Herman is a life insurance salesman and a good one. He's in line for a promotion to a job where he could make $75 a week, enough to move the family out of their apartment and into a house.
He finds a good candidate. Just one catch: They would be the first Jewish family in the neighborhood, and the vibes are a little troubling, like when some of the men at the local beer hall yell, "Go back to Delancy Street."
That's not one isolated drunk. A whole lot of folks in Newark, and America in general, think Lucky Lindy's got the right idea, that America shouldn't plunge into another meat grinder over in Europe just because all those Jewish folks want them to.
World War I isn't a good selling point for entering another world war. But as Herman and his friends note, this time there's a little more at stake. Hitler has already made it clear he blames Jews for everything, even if it's not evident yet what he's already planning to do about that.
A friend of Herman's notes that a majority of Americans consider Jews "different" and think someone should keep an eye on them.

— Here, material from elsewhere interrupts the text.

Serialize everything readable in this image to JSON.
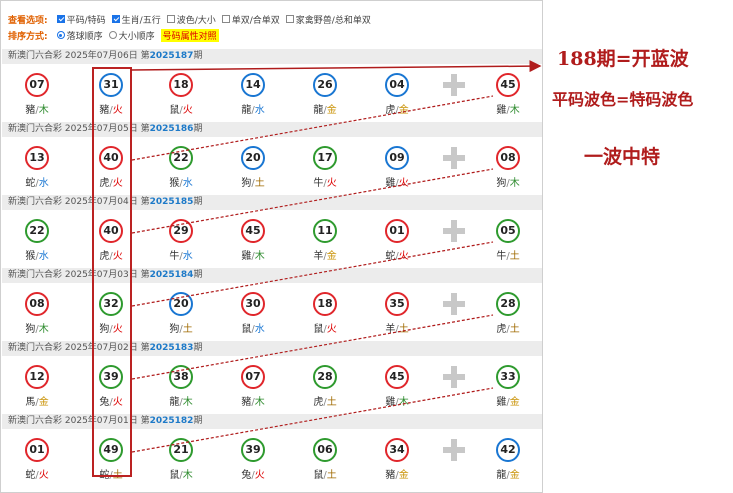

Herman and his friends also think that Roosevelt, while they like him, isn't pushing back hard enough against Americans who shrug off Germany's military conquests and crackdowns like Kristallnacht.
Against this increasingly tense international backdrop, Bess's sister Evelyn (Winona Ryder) worries that she's turning 30 and doomed to became an old maid. She has just been dumped by her latest married boyfriend when she runs into Rabbi Lionel Bengelsdorf (John Turturro, top).
Evelyn and the rabbi will become pivotal characters as Lindbergh won the presidency and takes America in a very different direction than it went in real-life history. What makes The Plot Against America particularly troubling is that it suggests hearts and minds can be incrementally taken to places they may not realize they're going.
While President Lindbergh may be doing the primary thing most Americans want, which is to stay out of the war, the consequences of that decision and other seemingly minor or unnoticed lower-level actions can cumulatively reshape America.
The Plot Against America isn't a prequel to the just-concluding Amazon Prime series Man in the High Castle, which supposes a German conquest of the United States. But it explores the same broader question of how strongly Americans would hold to our higher principles if it became easier to abandon them.
It's not always an easy show to watch. Watch it anyway.